Renée mentioned this British series to me, Black Mirror. I watched it because the UK had been putting out genuinely good stuff—Skins, Misfits, The Inbetweeners—and she said this was different.

The opening episode: a prime minister gets blackmailed into fucking a pig on live television. Not as a metaphor, not off-camera. Brooker just holds the shot, holds your attention, and you feel the weight of what it does to a person and a nation both. The camera doesn’t look away.

It’s an anthology—each episode is its own story, different characters and futures, but the pattern stays the same. Technology you recognize or can imagine (social platforms, neural implants, memory recording, gameshow logic) gets turned into a weapon. Or reveals that it was always designed to be one.

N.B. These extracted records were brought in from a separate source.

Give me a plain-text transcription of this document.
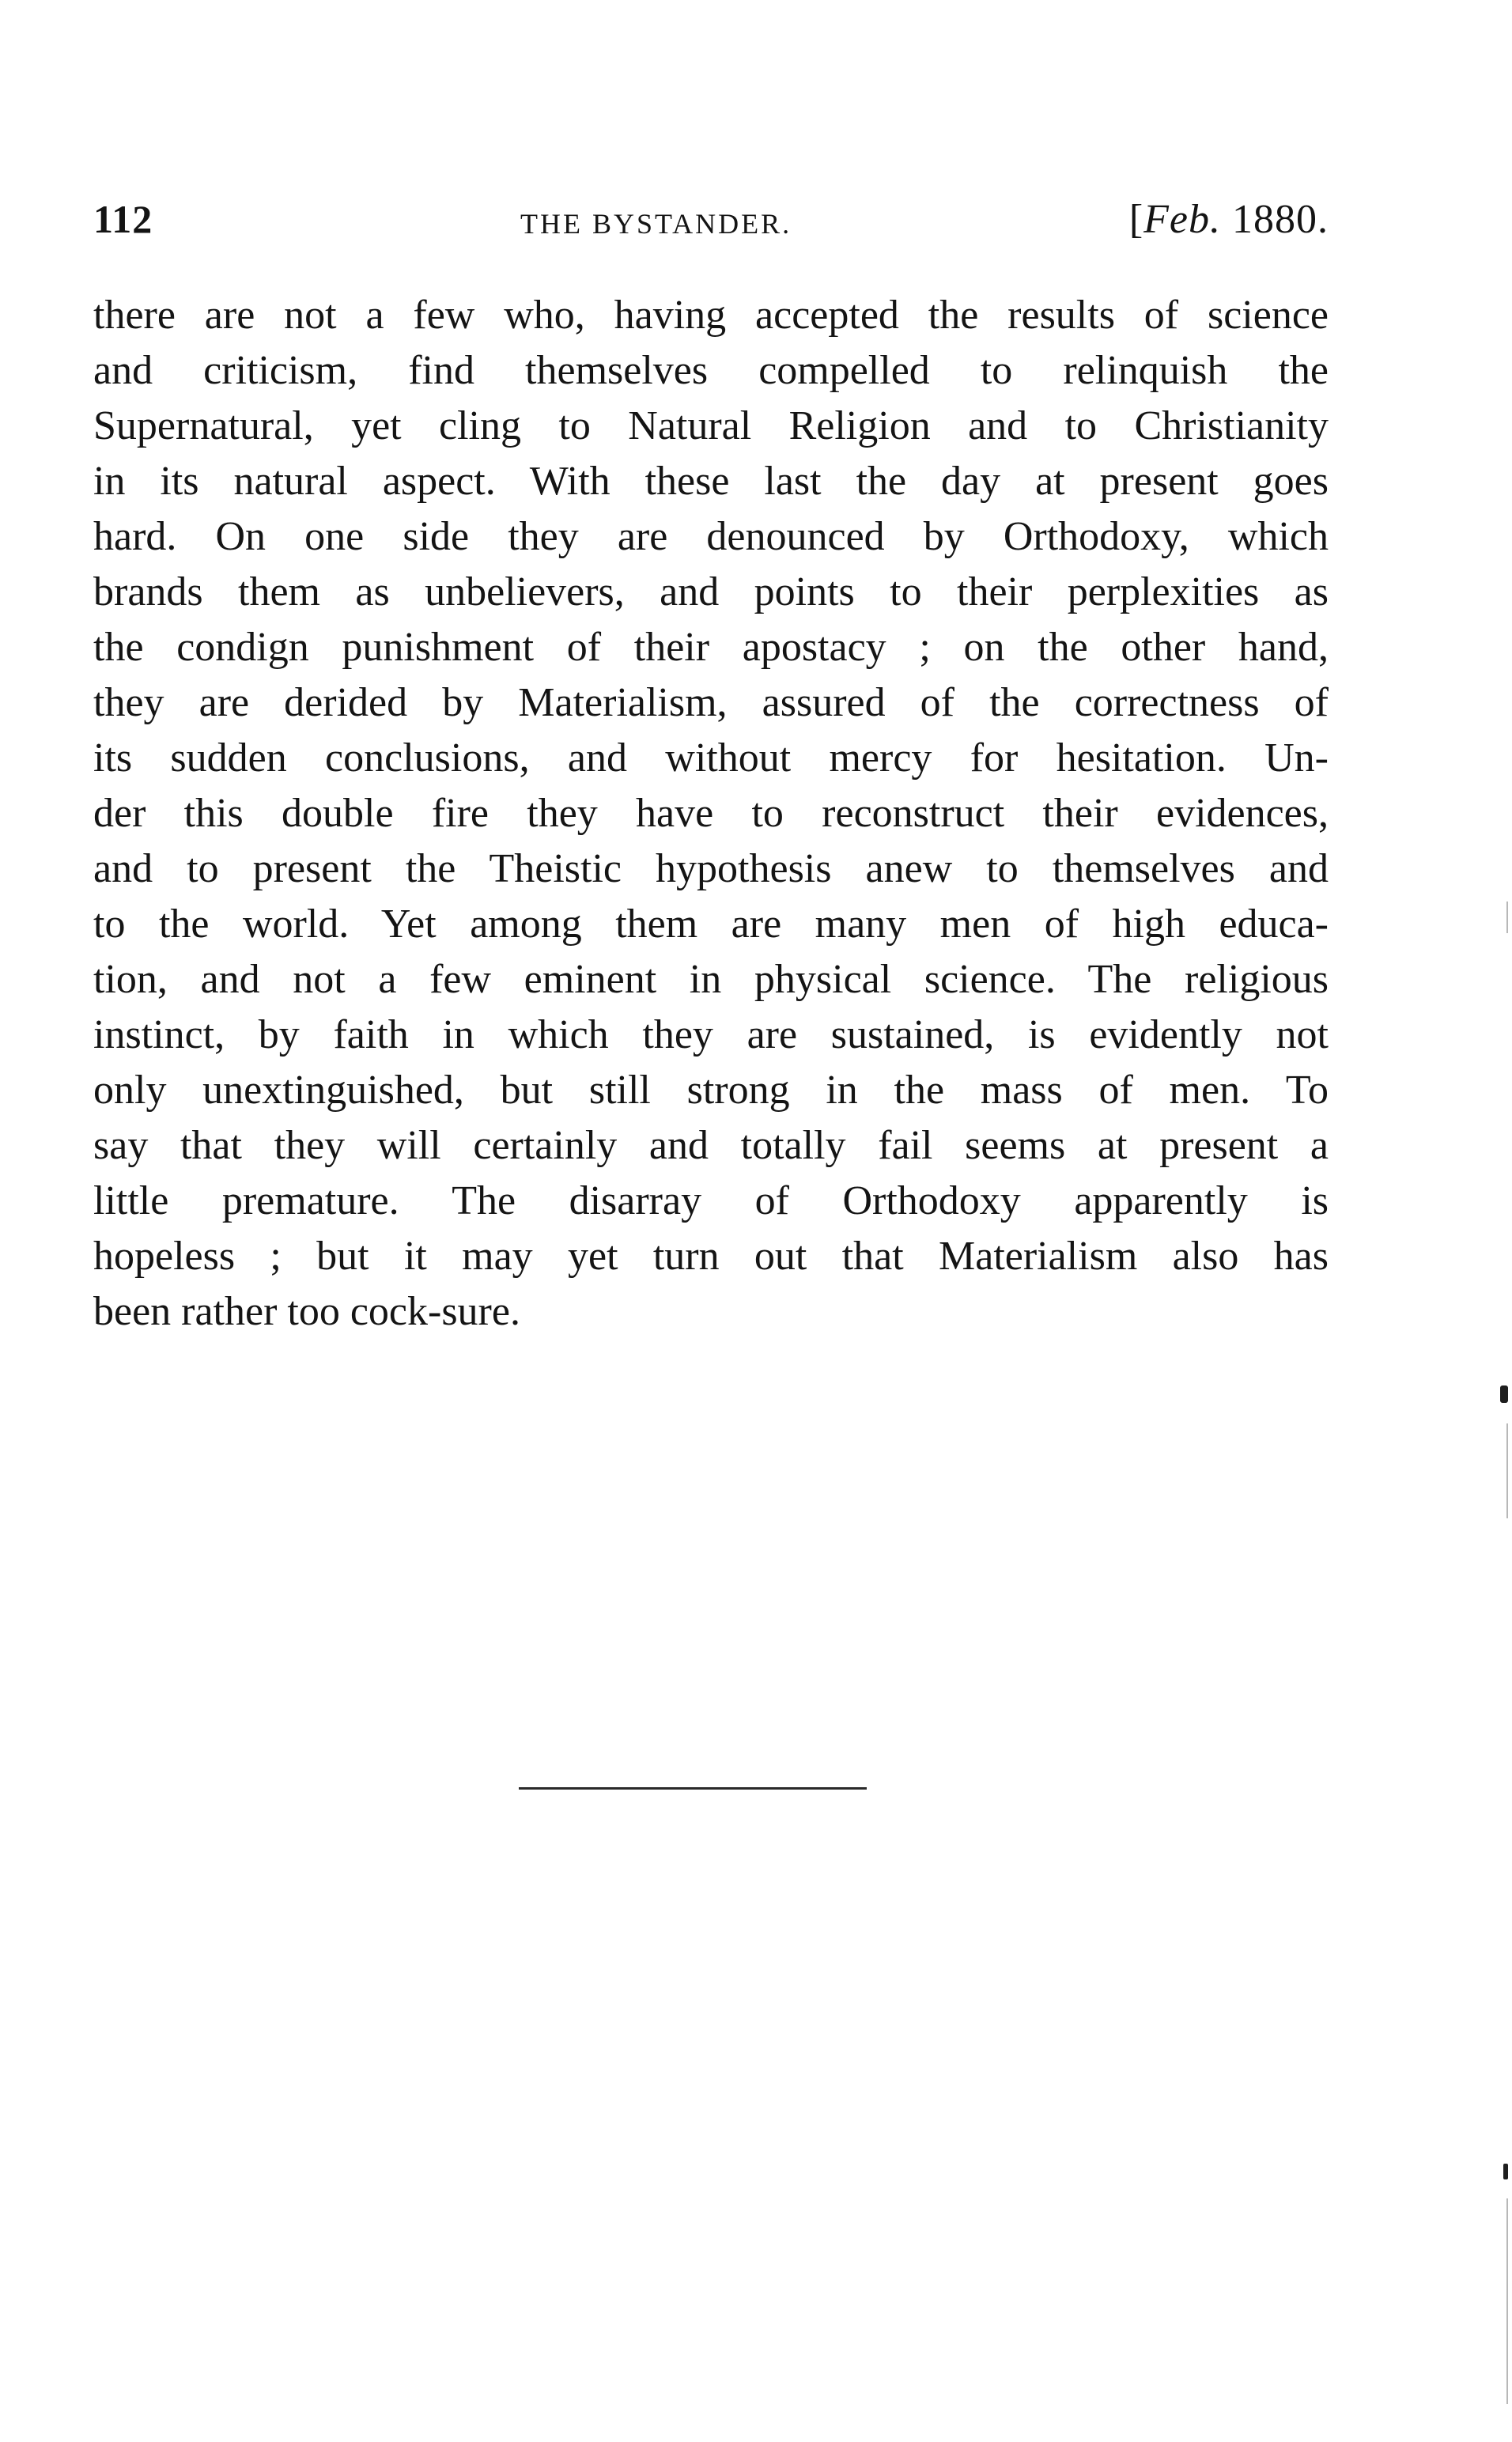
112	THE BYSTANDER.	[Feb. 1880.
there are not a few who, having accepted the results of science
and criticism, find themselves compelled to relinquish the
Supernatural, yet cling to Natural Religion and to Christianity
in its natural aspect. With these last the day at present goes
hard. On one side they are denounced by Orthodoxy, which
brands them as unbelievers, and points to their perplexities as
the condign punishment of their apostacy ; on the other hand,
they are derided by Materialism, assured of the correctness of
its sudden conclusions, and without mercy for hesitation. Un-
der this double fire they have to reconstruct their evidences,
and to present the Theistic hypothesis anew to themselves and
to the world. Yet among them are many men of high educa-
tion, and not a few eminent in physical science. The religious
instinct, by faith in which they are sustained, is evidently not
only unextinguished, but still strong in the mass of men. To
say that they will certainly and totally fail seems at present a
little premature. The disarray of Orthodoxy apparently is
hopeless ; but it may yet turn out that Materialism also has
been rather too cock-sure.
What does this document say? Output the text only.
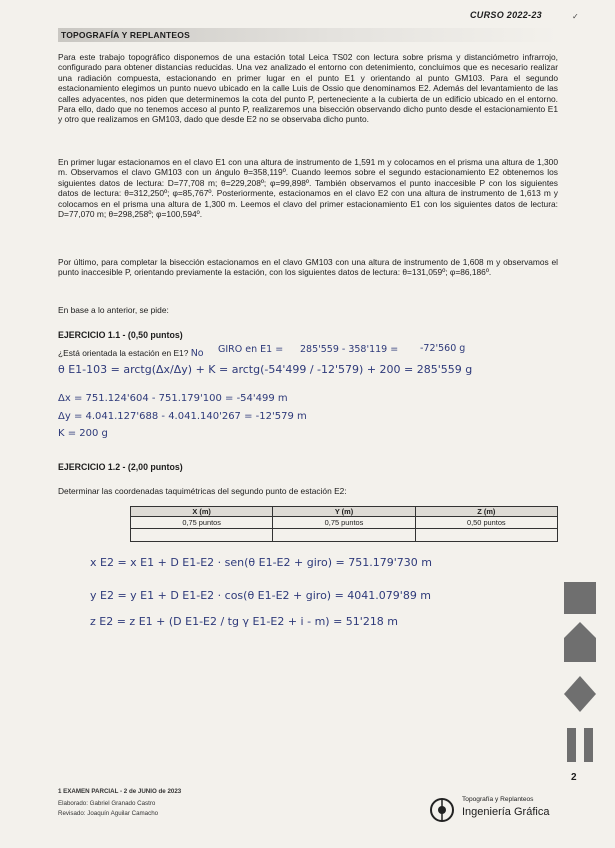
CURSO 2022-23	✓
TOPOGRAFÍA Y REPLANTEOS

Para este trabajo topográfico disponemos de una estación total Leica TS02 con lectura sobre prisma y distanciómetro infrarrojo, configurado para obtener distancias reducidas. Una vez analizado el entorno con detenimiento, concluimos que es necesario realizar una radiación compuesta, estacionando en primer lugar en el punto E1 y orientando al punto GM103. Para el segundo estacionamiento elegimos un punto nuevo ubicado en la calle Luis de Ossio que denominamos E2. Además del levantamiento de las calles adyacentes, nos piden que determinemos la cota del punto P, perteneciente a la cubierta de un edificio ubicado en el entorno. Para ello, dado que no tenemos acceso al punto P, realizaremos una bisección observando dicho punto desde el estacionamiento E1 y otro que realizamos en GM103, dado que desde E2 no se observaba dicho punto.

En primer lugar estacionamos en el clavo E1 con una altura de instrumento de 1,591 m y colocamos en el prisma una altura de 1,300 m. Observamos el clavo GM103 con un ángulo θ=358,119º. Cuando leemos sobre el segundo estacionamiento E2 obtenemos los siguientes datos de lectura: D=77,708 m; θ=229,208º; φ=99,898º. También observamos el punto inaccesible P con los siguientes datos de lectura: θ=312,250º; φ=85,767º. Posteriormente, estacionamos en el clavo E2 con una altura de instrumento de 1,613 m y colocamos en el prisma una altura de 1,300 m. Leemos el clavo del primer estacionamiento E1 con los siguientes datos de lectura: D=77,070 m; θ=298,258º; φ=100,594º.

Por último, para completar la bisección estacionamos en el clavo GM103 con una altura de instrumento de 1,608 m y observamos el punto inaccesible P, orientando previamente la estación, con los siguientes datos de lectura: θ=131,059º; φ=86,186º.

En base a lo anterior, se pide:

EJERCICIO 1.1 - (0,50 puntos)
¿Está orientada la estación en E1? No GIRO en E1 = 285'559 - 358'119 = -72'560 g
θ E1-103 = arctg(Δx/Δy) + K = arctg(-54'499 / -12'579) + 200 = 285'559 g
Δx = 751.124'604 - 751.179'100 = -54'499 m
Δy = 4.041.127'688 - 4.041.140'267 = -12'579 m
K = 200 g
EJERCICIO 1.2 - (2,00 puntos)
Determinar las coordenadas taquimétricas del segundo punto de estación E2:
X (m)	Y (m)	Z (m)
0,75 puntos	0,75 puntos	0,50 puntos

x E2 = x E1 + D E1-E2 · sen(θ E1-E2 + giro) = 751.179'730 m
y E2 = y E1 + D E1-E2 · cos(θ E1-E2 + giro) = 4041.079'89 m
z E2 = z E1 + (D E1-E2 / tg γ E1-E2 + i - m) = 51'218 m
2
1 EXAMEN PARCIAL - 2 de JUNIO de 2023
Elaborado: Gabriel Granado Castro
Revisado: Joaquín Aguilar Camacho
Topografía y Replanteos
Ingeniería Gráfica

There’s an episode about Bing, a guy in some future where everything’s gamified and streamed. He meets Abi and they connect and then he watches her get absorbed into digital pornography—her image broken up and commodified and distributed while he’s completely helpless. That helplessness is the structure. It’s what the system was built for.

What stayed with me was how the show doesn’t announce itself. It just shows you the logic and lets you live inside it. Weeks later I’d still be working through one of those scenarios, imagining myself in that choice, knowing what I’d do and hating it.

There’s a particular kind of discomfort in recognizing the technology that’s already here—surveillance, metrics, exposure—and watching someone demonstrate its endpoint with calm confidence. Like Brooker’s just showing you what was always coming.